Reading the biography, however, is not crushing my affection for his poems, which cannot, I believe, be crushed, no matter how much I learn about his personality and politics. But I no longer wish, as I once did, that I had been able to meet him.

(18) I was watching the TMBG Birdhouse because I was watching the Pushing Daisies rendition of the same song, with Kristin Chenoweth and Ellen Greene, and I was watching that because I was watching “Suddenly Seymour” (one of the texts I teach in the musicals class) and got link-referred to Ellen Greene in another clip…
and there was a YT comments discussion about how Pushing Daisies had not been renewed but Scrubs had, et cetera, and they were bashing Scrubs, and I mistakenly believed at first that the commenting people were objecting to Scrubs‘s use of interpolated fantasy musical numbers, and perhaps even blaming Scrubs for popularizing a trend of such numbers (and for similar numbers appearing in PD) and I thought a larger point could be made about musical numbers in television shows, but then I realized it had nothing to do with that, but only to do with preferring one show over the other.

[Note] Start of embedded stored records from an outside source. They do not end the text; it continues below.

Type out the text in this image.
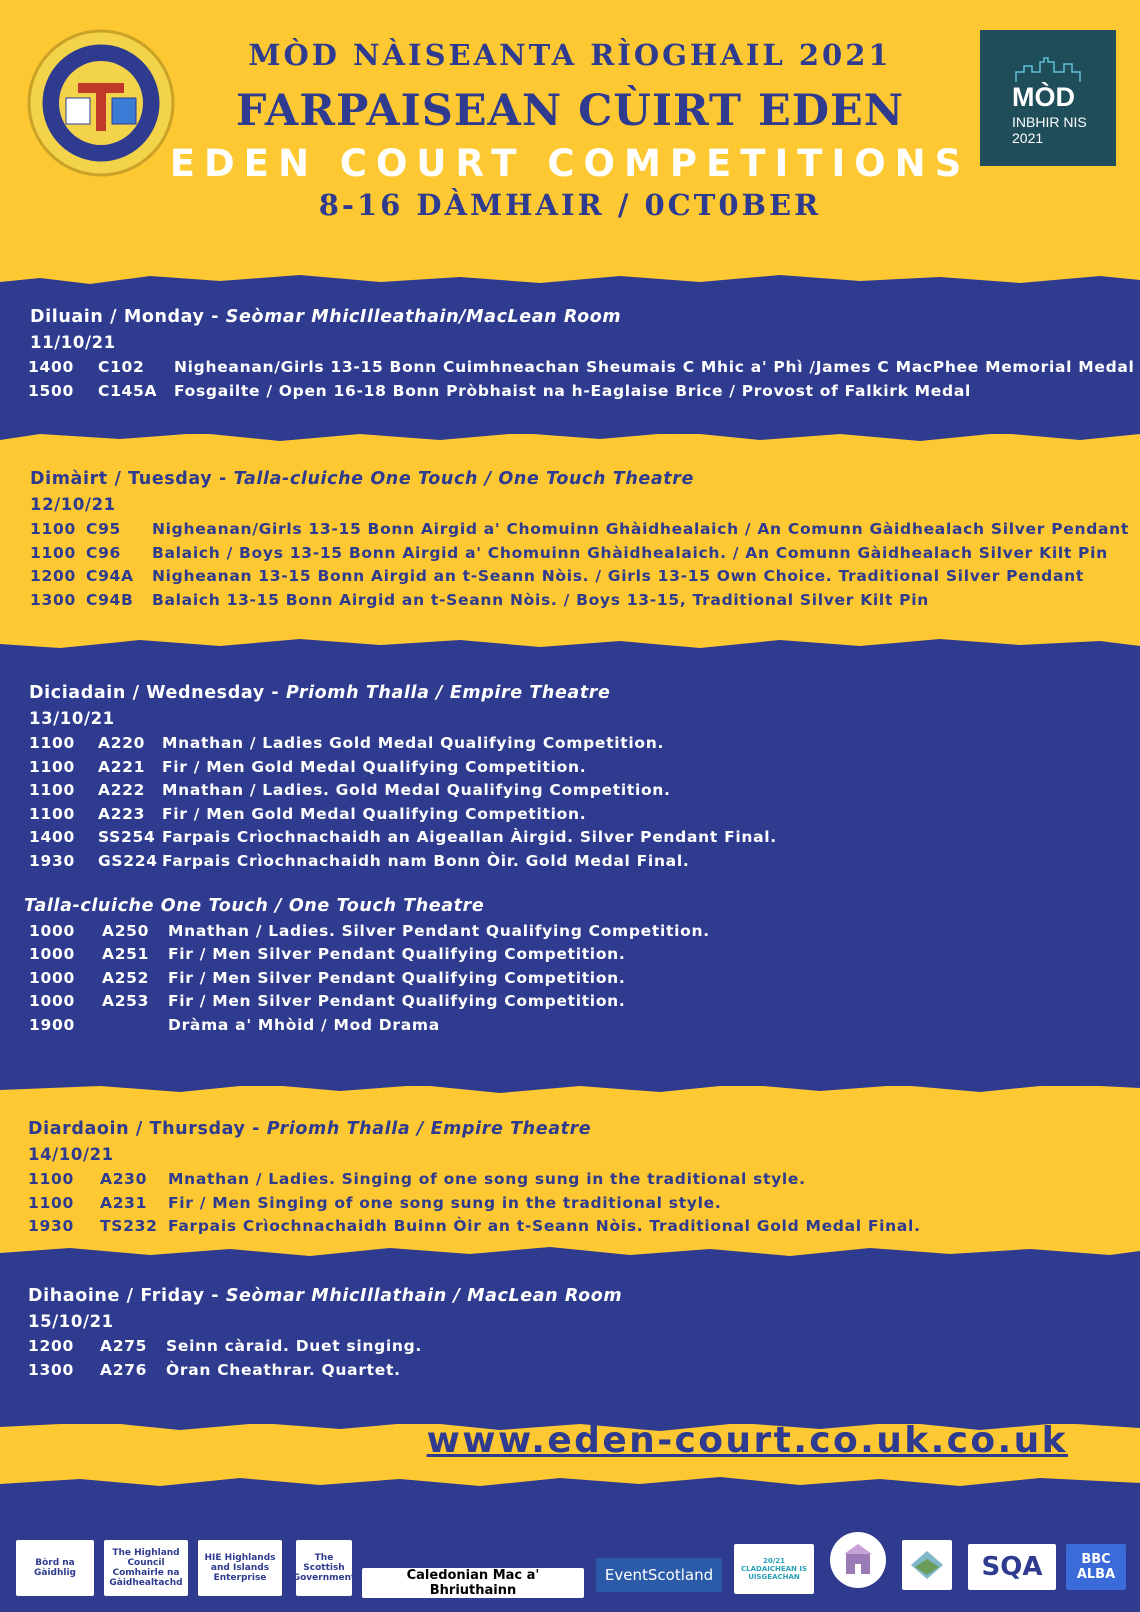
MÒD NÀISEANTA RÌOGHAIL 2021
FARPAISEAN CÙIRT EDEN
EDEN COURT COMPETITIONS
8-16 DÀMHAIR / 0CT0BER
MÒD
INBHIR NIS
2021
Diluain / Monday - Seòmar MhicIlleathain/MacLean Room
11/10/21
1400 C102 Nigheanan/Girls 13-15 Bonn Cuimhneachan Sheumais C Mhic a' Phì /James C MacPhee Memorial Medal
1500 C145A Fosgailte / Open 16-18 Bonn Pròbhaist na h-Eaglaise Brice / Provost of Falkirk Medal
Dimàirt / Tuesday - Talla-cluiche One Touch / One Touch Theatre
12/10/21
1100 C95 Nigheanan/Girls 13-15 Bonn Airgid a' Chomuinn Ghàidhealaich / An Comunn Gàidhealach Silver Pendant
1100 C96 Balaich / Boys 13-15 Bonn Airgid a' Chomuinn Ghàidhealaich. / An Comunn Gàidhealach Silver Kilt Pin
1200 C94A Nigheanan 13-15 Bonn Airgid an t-Seann Nòis. / Girls 13-15 Own Choice. Traditional Silver Pendant
1300 C94B Balaich 13-15 Bonn Airgid an t-Seann Nòis. / Boys 13-15, Traditional Silver Kilt Pin
Diciadain / Wednesday - Priomh Thalla / Empire Theatre
13/10/21
1100 A220 Mnathan / Ladies Gold Medal Qualifying Competition.
1100 A221 Fir / Men Gold Medal Qualifying Competition.
1100 A222 Mnathan / Ladies. Gold Medal Qualifying Competition.
1100 A223 Fir / Men Gold Medal Qualifying Competition.
1400 SS254 Farpais Crìochnachaidh an Aigeallan Àirgid. Silver Pendant Final.
1930 GS224 Farpais Crìochnachaidh nam Bonn Òir. Gold Medal Final.
Talla-cluiche One Touch / One Touch Theatre
1000 A250 Mnathan / Ladies. Silver Pendant Qualifying Competition.
1000 A251 Fir / Men Silver Pendant Qualifying Competition.
1000 A252 Fir / Men Silver Pendant Qualifying Competition.
1000 A253 Fir / Men Silver Pendant Qualifying Competition.
1900	Dràma a' Mhòid / Mod Drama
Diardaoin / Thursday - Priomh Thalla / Empire Theatre
14/10/21
1100 A230 Mnathan / Ladies. Singing of one song sung in the traditional style.
1100 A231 Fir / Men Singing of one song sung in the traditional style.
1930 TS232 Farpais Crìochnachaidh Buinn Òir an t-Seann Nòis. Traditional Gold Medal Final.
Dihaoine / Friday - Seòmar MhicIllathain / MacLean Room
15/10/21
1200 A275 Seinn càraid. Duet singing.
1300 A276 Òran Cheathrar. Quartet.
www.eden-court.co.uk.co.uk
Bòrd na Gàidhlig
The Highland Council Comhairle na Gàidhealtachd
HIE Highlands and Islands Enterprise
The Scottish Government	Caledonian Mac a' Bhriuthainn
EventScotland
20/21 CLADAICHEAN IS UISGEACHAN	SQA	BBC ALBA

But I do think there is something to be said about fantasy musical numbers in television shows.

(19) Not to put too fine a point on it,
You’re the only bee in my bonnet–
Make a little birdhouse in your soul.

(20) Something also to be said about how, in the landscape of musical numbers within television shows (and films!), songs originated as “music” and songs originated as “theater” have equal currency. Everything’s available to be played in the jukebox, or performed by the TV show characters. This puts us in interesting mimetic situations, where lyrics that were never intended to be interpreted literally, or used to have a character achieve a dramatic objective, are suddenly implanted on characters…

Also something to be said about the ability to use voice-over in musical numbers in TV and film. My class found that very interesting.

(21) I’m your only friend,
I’m not your only friend,
but I’m your little glowing friend,
but really I’m not actually your friend,
but I am…

(22) Great example (in #21) of lyrics that have metrical features interposed by the music–features that the text alone, as lyrics, does not convey.
I also love the transfer of emphasis from one iteration to another of the phrase “only friend.” It’s a lot like that old drama exercise:
I love you.
I LOVE you.
I love YOU.

(23)…the canary by the outlet in the light switch
Who watches over you–
Make a little birdhouse in your soul.

(24) (pause)


(26) Should probably go to campus deal with laundry comment on twelve stories and four poems eat lunch return gear to DMC respond to some emails first.

(27) Also, this question of how to best punctuate page versions of lyrics that were clearly composed for oral performance and obviously just contain long strings of connected phrases.